Maximal averages and non-transversality
Jin Bong Lee, Juyoung Lee, Jeongtae Oh, Sewook Oh
TL;DR
This work analyzes how transversality shapes maximal averages over analytic hypersurfaces in $\mathbb{R}^d$, establishing a dichotomy: non-transversal points yield $L^p$ bounds for all $p>2$ independent of surface Fourier decay, while transversal regions tie $L^p$ bounds to Fourier decay with rate $|\widehat{d\mu}(\xi)| \lesssim |\xi|^{-1/p}$ for $p>2$. The authors develop an analytic, $o$-minimal–based surface-decomposition strategy around non-transversal points, and combine this with $L^2$- and smoothing estimates to control the maximal operators; for transversal regions, they relate maximal bounds to sublevel-set geometry and Fourier decay via a stationary-set method. They reformulate the Iosevich–Sawyer–Stein conjecture in the analytic setting, proving equivalence between maximal-bounds and decay assertions and resolving the refined conjecture for $p_{cr}=2$ in several cases.
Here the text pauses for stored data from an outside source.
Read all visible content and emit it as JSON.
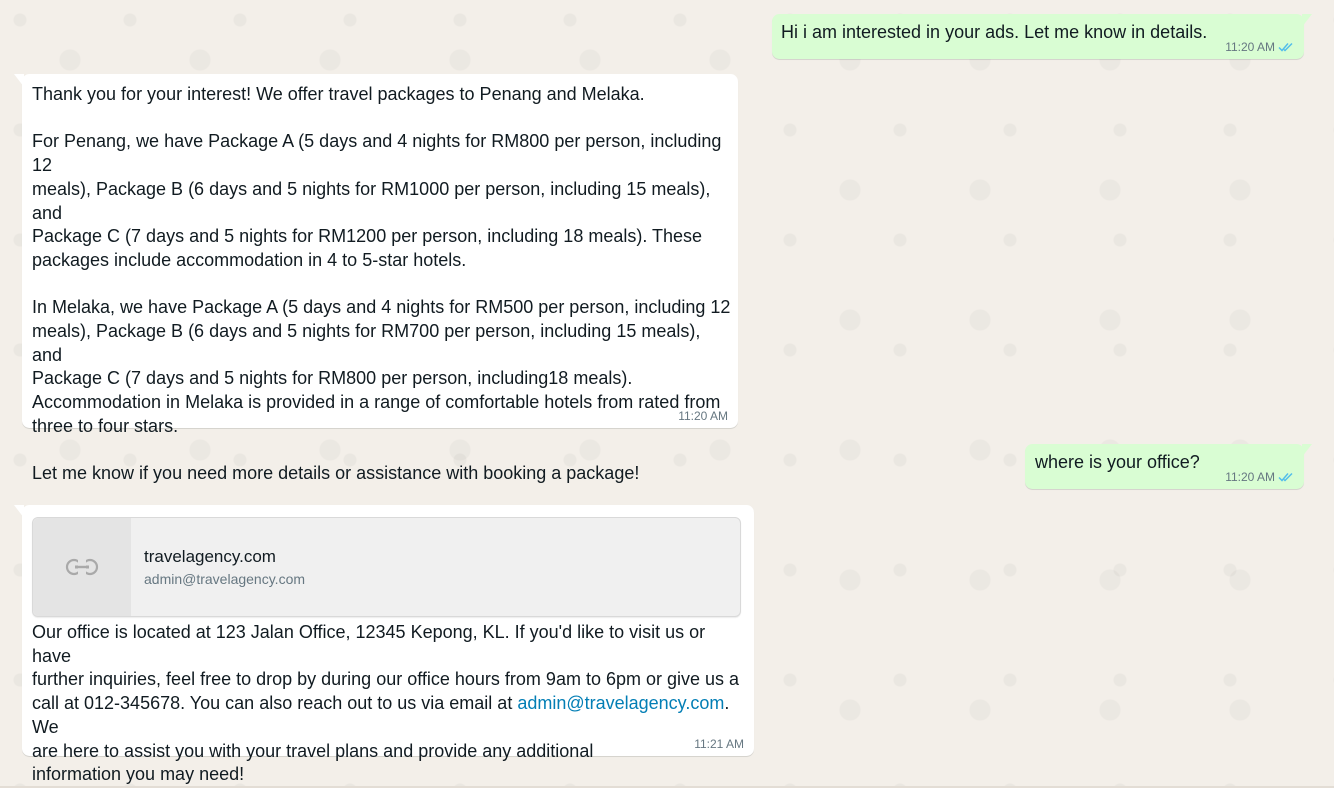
{
  "messages": [
    {
      "direction": "outgoing",
      "text": "Hi i am interested in your ads. Let me know in details.",
      "time": "11:20 AM",
      "status": "read"
    },
    {
      "direction": "incoming",
      "text": "Thank you for your interest! We offer travel packages to Penang and Melaka.\n\nFor Penang, we have Package A (5 days and 4 nights for RM800 per person, including 12\nmeals), Package B (6 days and 5 nights for RM1000 per person, including 15 meals), and\nPackage C (7 days and 5 nights for RM1200 per person, including 18 meals). These\npackages include accommodation in 4 to 5-star hotels.\n\nIn Melaka, we have Package A (5 days and 4 nights for RM500 per person, including 12\nmeals), Package B (6 days and 5 nights for RM700 per person, including 15 meals), and\nPackage C (7 days and 5 nights for RM800 per person, including18 meals).\nAccommodation in Melaka is provided in a range of comfortable hotels from rated from\nthree to four stars.\n\nLet me know if you need more details or assistance with booking a package!",
      "time": "11:20 AM"
    },
    {
      "direction": "outgoing",
      "text": "where is your office?",
      "time": "11:20 AM",
      "status": "read"
    },
    {
      "direction": "incoming",
      "link_preview": {
        "title": "travelagency.com",
        "subtitle": "admin@travelagency.com",
        "icon": "link-icon"
      },
      "text_before_link": "Our office is located at 123 Jalan Office, 12345 Kepong, KL. If you'd like to visit us or have\nfurther inquiries, feel free to drop by during our office hours from 9am to 6pm or give us a\ncall at 012-345678. You can also reach out to us via email at ",
      "link_text": "admin@travelagency.com",
      "text_after_link": ". We\nare here to assist you with your travel plans and provide any additional\ninformation you may need!",
      "time": "11:21 AM"
    }
  ],
  "colors": {
    "outgoing_bubble": "#d9fdd3",
    "incoming_bubble": "#ffffff",
    "read_ticks": "#53bdeb",
    "link": "#027eb5",
    "wallpaper": "#efeae2"
  }
}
The results clarify the distinct roles of local degeneracy and global oscillation, advancing understanding of maximal averages in harmonic analysis and connecting geometric non-transversality with harmonic-analytic obstructions and sublevel-set techniques. Overall, the paper provides a robust framework to separate geometric non-degeneracy effects from Fourier-analytic decay in the study of maximal operators on analytic surfaces, with potential implications for related restriction-type problems and sublevel-set estimates.
Abstract
We investigate the $L^p$ mapping properties of maximal functions associated with analytic hypersurfaces in $\mathbb R^d$, with a particular emphasis on the role of transversality. Around points that are not transversal, we show that the associated maximal function is bounded on $L^p(\mathbb R^d)$ for all $p>2$, regardless of the decay of the Fourier transform of surface measures. In contrast, away from non-transversal points, we prove that $L^p$ bounds for the maximal operator imply that the Fourier transform of the surface measure decays at rate $1/q$ for $q>p$. Combining these two regimes, we demonstrate that the conjecture of Stein and Iosevich-Sawyer on maximal functions could be re-formulated, in the analytic setting, by restricting attention to transversal points. Moreover, our result completely settles the refined form of the conjecture for certain cases.